EXERCISE 6

 

Bacteria Indigenous to the Human Body

 

 

Supplies Required : 6 blood agar plates, 2 mannitol salt agar plates, 4 blood agar deeps, 2 tubes Staphylococcus medium 110, 6 sterile swabs, tongue depressor; culture of a beta hemolytic Streptococcus

 

Protocol:

 

This exercise will be begun by the instructors before the workshop. The protocol is included here so you will know what the procedure was.

 

Before workshop:

 

1.        Blood agar plates and medium 110 tube are labeled with the usual information. The throat, nose, or ear is swabbed and the swab rubbed thoroughly in one section of a blood agar plate. From this area the plate is streaked for isolated colonies. The loop is stabbed into the agar to allow for subsurface growth, which facilitates the production of some hemolysis.

The plates are labeled with the area swabbed. Plates are incubated for 24 hours at 37oC.

 

2.        Another sterile swab is used to thoroughly swab skin, scalp, or nasal region. The cotton portion and part of the wooden stick is placed directly into a tube of medium 110. It will help if the skin is pinched in the area to be swabbed in order to open up the pores and release "buried" bacterial cells. The broths are incubated at 37o.

 

3.         The Streptococcus is streaked to a blood agar plate and stabbed into blood agar deeps. The plates and deeps are incubated at 37o.

 

Period 1:

 

1.        Look for zones of hemolysis on the blood agar plates. If there is time make a Gram stain from a beta-hemolytic colony if one is present. What is the morphology and Gram reaction of the beta-hemolytic isolate?

 

2.        The tube of medium110 should be turbid by now. Aseptically remove a loopful of broth culture and streak a plate of mannitol salt agar for isolation. Incubate at 37oC.
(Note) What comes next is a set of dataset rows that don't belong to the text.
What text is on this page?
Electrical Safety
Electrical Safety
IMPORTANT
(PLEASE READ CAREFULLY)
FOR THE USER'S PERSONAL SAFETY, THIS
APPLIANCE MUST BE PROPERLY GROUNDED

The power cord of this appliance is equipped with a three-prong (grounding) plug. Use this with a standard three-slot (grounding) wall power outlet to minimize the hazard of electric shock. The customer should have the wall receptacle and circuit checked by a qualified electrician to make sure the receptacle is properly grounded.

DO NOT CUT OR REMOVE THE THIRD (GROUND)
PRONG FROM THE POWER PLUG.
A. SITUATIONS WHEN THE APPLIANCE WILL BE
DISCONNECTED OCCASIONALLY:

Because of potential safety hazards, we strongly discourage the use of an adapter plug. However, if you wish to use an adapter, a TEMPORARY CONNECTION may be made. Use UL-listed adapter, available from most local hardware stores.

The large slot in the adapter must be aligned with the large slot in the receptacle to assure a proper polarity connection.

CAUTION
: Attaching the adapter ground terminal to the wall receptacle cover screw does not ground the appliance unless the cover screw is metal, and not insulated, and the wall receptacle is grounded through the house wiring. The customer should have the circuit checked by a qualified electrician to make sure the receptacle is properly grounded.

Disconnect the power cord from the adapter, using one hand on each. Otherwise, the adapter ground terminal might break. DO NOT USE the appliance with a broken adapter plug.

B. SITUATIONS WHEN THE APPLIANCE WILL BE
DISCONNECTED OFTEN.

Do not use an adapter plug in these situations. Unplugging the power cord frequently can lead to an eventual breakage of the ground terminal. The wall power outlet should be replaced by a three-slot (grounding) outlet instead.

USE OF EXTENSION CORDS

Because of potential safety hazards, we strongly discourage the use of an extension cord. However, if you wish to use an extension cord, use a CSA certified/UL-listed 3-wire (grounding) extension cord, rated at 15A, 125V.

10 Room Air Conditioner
After 24 hours the plates will be refrigerated.

 

3.         Examine the blood agar plates and deeps for hemolysis.

 

Period 2:

 

Observe your mannitol salt plate for colonies. Has the phenol red dye changed to yellow around

any of the colonies? Perhaps the whole plate or large portions will have turned yellow. If there is

time perform a Gram stain of a typical colony from the yellow or reddish portion of the plate.

What is the morphology as adjudged from your Gram stain? Did any plates contain S. aureus?